We investigate models of self-consistent chemical enrichment of the intergalactic medium (IGM) from z=6 to 1.5, based on hydrodynamic simulations of structure formation that incorporate galactic outflows. Our main result is that outflow parameterizations based on momentum-driven winds as seen in local starburst galaxies provide the best agreement with observations of CIV absorption at z~2-5. Such models sufficiently enrich the high-z IGM to produce a global mass density of CIV absorbers that is relatively invariant from z=5.5 to 1.5, in agreement with observations. This occurs despite an increase in the volume-averaged metallicity by x5-10 over this redshift range, because energy input from outflows causes a drop in the global ionization fraction of CIV. Comparisons to observed CIV column density and linewidth distributions and CIV-based pixel optical depth ratios provide significant constraints on wind models.

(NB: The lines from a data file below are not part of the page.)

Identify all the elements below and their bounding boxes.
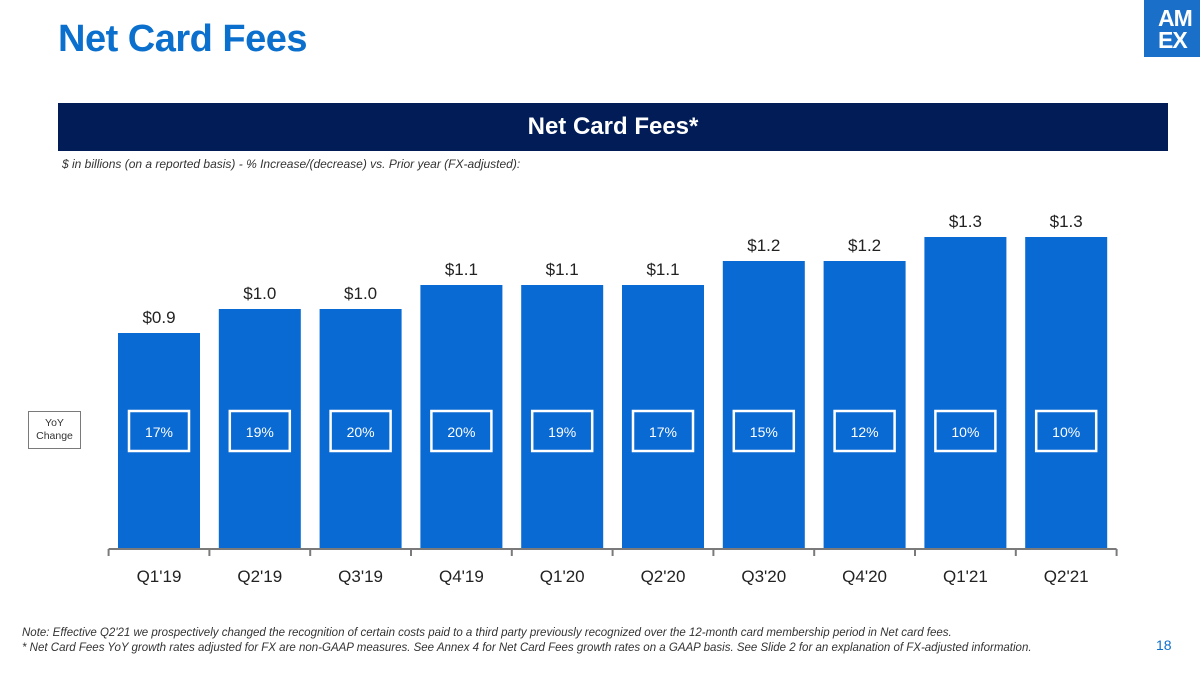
yoy-label-line2: Change (36, 430, 73, 442)
bar (1025, 237, 1108, 549)
bar-value-label: $0.9 (142, 308, 175, 327)
x-tick-label: Q2'20 (641, 567, 686, 586)
yoy-change-box (631, 409, 695, 453)
footnote: Note: Effective Q2'21 we prospectively c… (22, 626, 1122, 655)
yoy-change-value: 10% (1052, 424, 1080, 440)
yoy-change-value: 17% (145, 424, 173, 440)
page-title: Net Card Fees (58, 18, 308, 60)
bar (622, 285, 704, 549)
yoy-change-box (127, 409, 191, 453)
x-tick-label: Q4'19 (439, 567, 484, 586)
bar-value-label: $1.3 (949, 212, 982, 231)
x-tick-label: Q2'21 (1044, 567, 1089, 586)
yoy-change-value: 19% (246, 424, 274, 440)
chart-banner: Net Card Fees* (58, 103, 1168, 151)
bar-value-label: $1.2 (848, 236, 881, 255)
yoy-change-value: 20% (347, 424, 375, 440)
x-tick-label: Q1'21 (943, 567, 988, 586)
yoy-change-value: 19% (548, 424, 576, 440)
yoy-change-value: 20% (447, 424, 475, 440)
yoy-change-box (228, 409, 292, 453)
x-tick-label: Q3'19 (338, 567, 383, 586)
x-tick-label: Q3'20 (741, 567, 786, 586)
yoy-change-box (329, 409, 392, 453)
yoy-change-box (833, 409, 896, 453)
chart-subtitle: $ in billions (on a reported basis) - % … (62, 157, 521, 171)
yoy-change-value: 17% (649, 424, 677, 440)
yoy-change-value: 12% (851, 424, 879, 440)
yoy-change-box (1034, 409, 1098, 453)
bar (722, 261, 805, 549)
bar-value-label: $1.1 (445, 260, 478, 279)
bar (319, 309, 402, 549)
bar-value-label: $1.2 (747, 236, 780, 255)
footnote-non-gaap: * Net Card Fees YoY growth rates adjuste… (22, 641, 1032, 654)
yoy-change-box (530, 409, 594, 453)
page-number: 18 (1156, 637, 1172, 653)
bar (823, 261, 906, 549)
x-tick-label: Q4'20 (842, 567, 887, 586)
yoy-change-value: 10% (951, 424, 979, 440)
x-tick-label: Q1'19 (137, 567, 182, 586)
yoy-change-label: YoY Change (28, 411, 81, 449)
chart-banner-title: Net Card Fees* (527, 113, 699, 140)
yoy-change-value: 15% (750, 424, 778, 440)
bar-value-label: $1.3 (1050, 212, 1083, 231)
x-tick-label: Q2'19 (237, 567, 282, 586)
amex-logo: AM EX (1144, 0, 1200, 57)
bar-value-label: $1.1 (646, 260, 679, 279)
bar-value-label: $1.0 (243, 284, 276, 303)
bar (521, 285, 604, 549)
bar-value-label: $1.0 (344, 284, 377, 303)
x-tick-label: Q1'20 (540, 567, 585, 586)
logo-text-am: AM (1158, 5, 1193, 31)
bar (118, 333, 200, 549)
bar (924, 237, 1007, 549)
logo-text-ex: EX (1158, 27, 1188, 53)
footnote-note: Note: Effective Q2'21 we prospectively c… (22, 627, 952, 639)
yoy-change-box (732, 409, 796, 453)
bar-value-label: $1.1 (546, 260, 579, 279)
bar (218, 309, 301, 549)
bar (420, 285, 503, 549)
yoy-change-box (430, 409, 493, 453)
yoy-change-box (934, 409, 997, 453)
yoy-label-line1: YoY (45, 417, 64, 429)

Our best-fitting models show mean IGM temperatures only slightly above our no-outflow case, metal filling factors of just a few % with volume-weighted metallicities around 0.001 at z~3, significant amounts of collisionally-ionized CIV absorption, and a metallicity-density relationship that rises rapidly at low overdensities and flattens at higher ones. In general, we find that outflow speeds must be high enough to enrich the low-density IGM at early times but low enough not to overheat it, and concurrently must significantly suppress early star formation while still producing enough early metals. It is therefore non-trivial that locally-calibrated momentum-driven wind scenarios naturally yield the desired strength and evolution of outflows, and suggest that such models represent a significant step towards understanding the impact of galactic outflows on galaxies and the IGM across cosmic time.